I think the positioning is we are a specialty polymers company. So whether you classify that as materials or chemicals would probably depend by person. But fundamentally, a specialty polymers company, that happens to use a biotech route for producing its products. JinMing Liu - Ardour Capital: Okay. But given the kind of cash you guys have, and I look at your cost structure, if you guys are going to be a specialty chemical company, are you going to still keep a very high R&D budget?

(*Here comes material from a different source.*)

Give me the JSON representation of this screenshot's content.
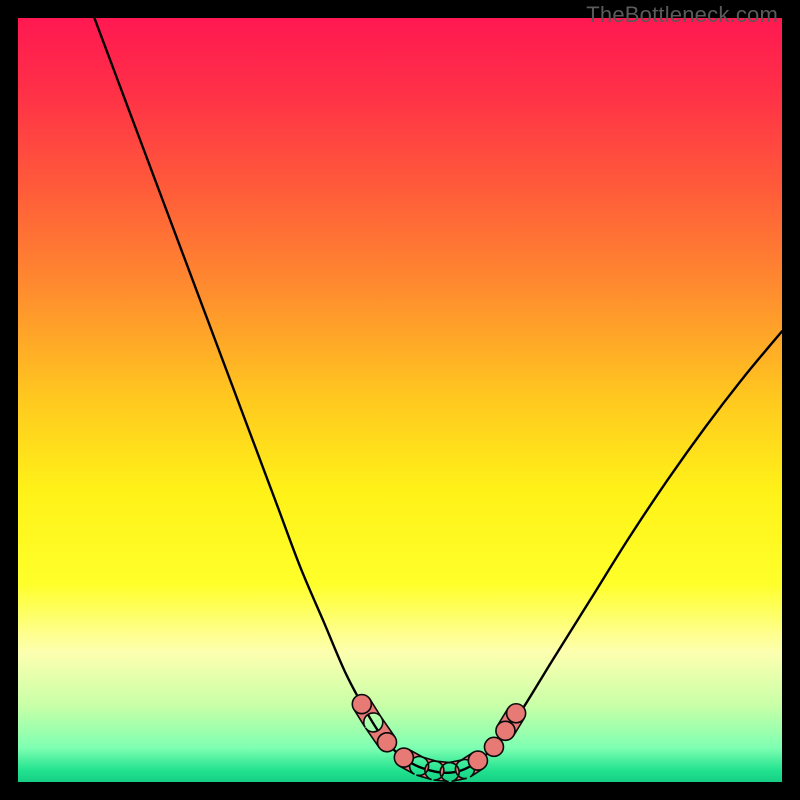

So we are going to maintain -- we are working on the commercial focus first, and that's what drives the R&D to back it up. So I think we will always have a significant R&D component to the company, but it may be focused on different types of things than it has been historically, because applications, development and specific product development that's application and customer focused will become much more important in this specialties business model, than it was in the days when we were still inventing the technology to make the product. JinMing Liu - Ardour Capital: Okay. Switching to your capital plan. First of all, currently, you guys are talking about a intermediate stage scale capacity, somewhere between 2.5 to 5 kilotons per year. Why is that, and related to that, how much capital do you project to build up that capacity, and also, your projected production begins in 2015, that sounds like too quick to me, if you guys build out everything from scratch?
Sure. So consistent with the approach that we have had for some time, our manufacturing strategy is still focused on brownfield sites where some of the capability will be existing and some of the capability will need to be added, and that has the benefit, both of speed and the reduction of total capital. When you think about the capital plan, that $50 million to $60 million that we have talked about raising, gets us through the balance of this year and next year, and gets the facility up and running. JinMing Liu - Ardour Capital: Okay. Just my last question, related to the $50 million you guys are going to raise, can you share with us a breakdown of what are you going to use of that amount?
I am not sure I understood. JinMing Liu - Ardour Capital: For the $50 million to $60 million you guys are going to raise, can you give us the potential use of proceeds from that --?
Yeah, the proceeds will be used to fund all of our commercial R&D and other operations through the balance of this year and 2015, as well as to make the investment in and get up and running the manufacturing plant at 2.5 to 5 kilotons. JinMing Liu - Ardour Capital: How much capital you guys budget for the production capacity?
So we are not disclosing the specific capital number. We are making excellent progress and in discussions with potential manufacturing partners, and when we have something specific to announce, we will announce it. JinMing Liu - Ardour Capital: Okay. Lastly, in your near term plan, what do you guys factor in with all the existing partners you have, like Samsung Fine Chemicals and Tianjin GreenBio?
So we are continuing to work with our existing partners. Samsung as an example, is a supplier that provides materials that are important to our embedded films business, and we are continuing that films business as usual, and then layering on top of that, a new focus on these areas, such as PVC, PLA and PHA latex. JinMing Liu - Ardour Capital: Okay. Got that. Thanks a lot.
Thank you. We have no further questions in queue at this time. I would like to turn the floor back to management for any closing remarks.
Thanks again for joining us today and for your continued support of Metabolix. We have a strong team here that's focused on executing our plans. We look forward to talking to you again at our first quarter call. Have a good evening.
Thank you. Ladies and gentlemen, this does conclude today's teleconference. You may disconnect your lines at this time and thank you for your participation.